Holy Thursday

Holy Thursday inaugurates the Triduum, the three days of ceaseless prayer in which the Church commemorates the Lord’s passion, death and resurrection. But, in a sense, the Holy Thursday liturgy frames the Triduum. Holy Thursday sets the stage for the passion, but it also points beyond Easter, and in both instances it does so by focusing on the Incarnation of Jesus Christ.

The Holy Thursday Mass recalls the Lord’s Jewishness. This is a Passover seder that he was celebrating with his disciples, recalling the deliverance of Israel from slavery in Egypt. Now, Jesus brings deliverance from the slavery of sin, and not just to Israel but to the whole world, and he does so by starting in the most human way possible, a celebratory dinner with friends. He calls attention to his humanity so that the full salvific effects of what is to come will be made clear: The Christ is here to save human kind and he can do so because he is himself human.

The Holy Thursday Mass, however, also points beyond the Triduum with its institution of the Eucharist. If Christ came to earth to reveal the Father’s love, in the Eucharist he promises that while he must ascend to the right hand of the Father in heaven, he will never abandon his Church, he will always be present in the world, and he achieves this through the Sacrament of the Eucharist. When Christians gather to break the bread and share the cup, He is there. When the sacred hosts are reserved in the tabernacle, He is there. He is always there, for and with the Church.

Of course, the Holy Thursday readings and the remembrance of the Last Supper set up the Triduum in a more concrete, and dreadful, way as well: Here we encounter human iniquity at its worst, as Judas’ betrayal and Peter’s denial are foretold. Is there any human emotion that is more gut-wrenching than betrayal? And to compound the betrayal with the lie “Surely, Lord, it is not I?” that is simply too much. How Jesus’ heart must have ached at that moment! And, then, to have the fore-knowledge that his best friend, Peter, would deny their love! The clouds were closing in on Jesus.

The Mandatum rite, which is the source of the phrase “Maundy Thursday,” illustrates that the Lord not only leaves himself, he leaves an example for us, an example of service.
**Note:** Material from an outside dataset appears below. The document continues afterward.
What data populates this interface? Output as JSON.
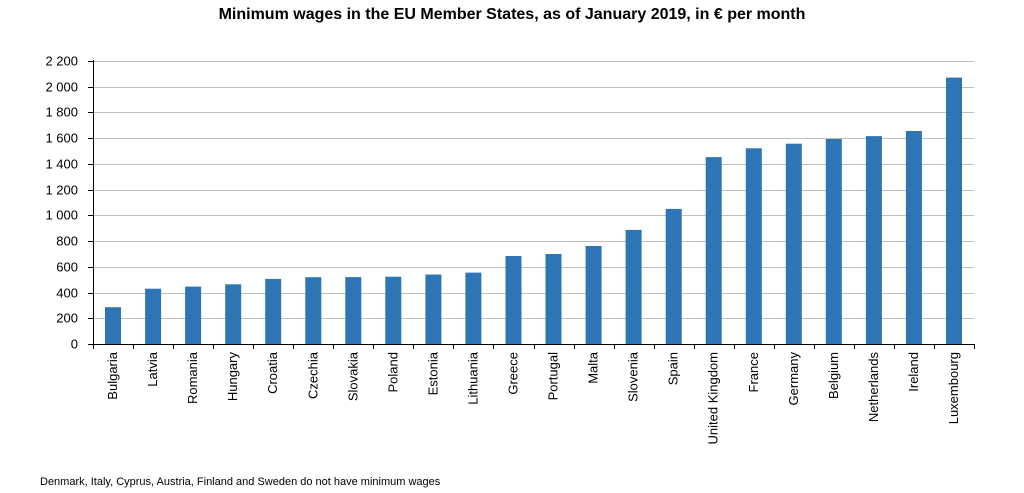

I remember the first time I saw the Mandatum rite performed: I wept. (I also recall once seeing a bishop, who shall remain nameless, perform the rite and after washing each of the twelve feet and drying them off, he would lift his hand so that the person whose feet he had just washed could kiss his ring. I wept then too, but for a different reason.) At a time when our culture seems especially cruel, when it celebrates the gratuitous violence of these gladiatorial battles on television, when the poor and the aged and the infirm are told their needs are a burden on the rest of us, when wealth is celebrated as a sign of moral dignity and human accomplishment, when men and women are divided into “winners” and “losers,” it is good to recall that the Lord of the Universe set aside his cloak, washed the feet of his disciples and bid us to do likewise.

The Gloria returns tonight, for the first time since the start of Lent. Again, we look to the Incarnation and cannot help but give praise. Gone are the purple vestments and the flowerless altar, replaced with white vestments and lots of spring flowers. But, the fragility of our faith life is brought home to us. Just as we are getting used to the celebration again, something happens. The sanctuary candle in front of the tabernacle is extinguished, the doors of the tabernacle are left open and the tabernacle itself is left empty. In the book Brideshead Revisited, Cordelia tells Charles about the priest coming to close the chapel at Brideshead Castle: “[T]he priest came in…and took out the altar stone and put it in his bag; then he burned the wads of wool with the holy oil on them and threw the ash outside; he emptied the holy water stoup and blew out the lamp in the sanctuary and left the tabernacle open and empty, as though from now on it was always to be Good Friday. I suppose none of this makes any sense to you, Charles, poor agnostic. I stayed there till he was gone, and then, suddenly, there wasn’t any chapel there any more, just an oddly decorated room.”

Here is the import of the Incarnation for us Christians. Without Christ, more than the architecture of our chapels become “oddly decorated” rooms. Without Christ, the moral architecture, the theological architecture, the anthropological architecture of our Church, all become oddly decorated rooms. Tonight, at the end of the Mass, look at extinguishing of the sanctuary lamp and at the empty tabernacle and imagine life without Christ. That is how tonight prepares us for the dread of Good Friday.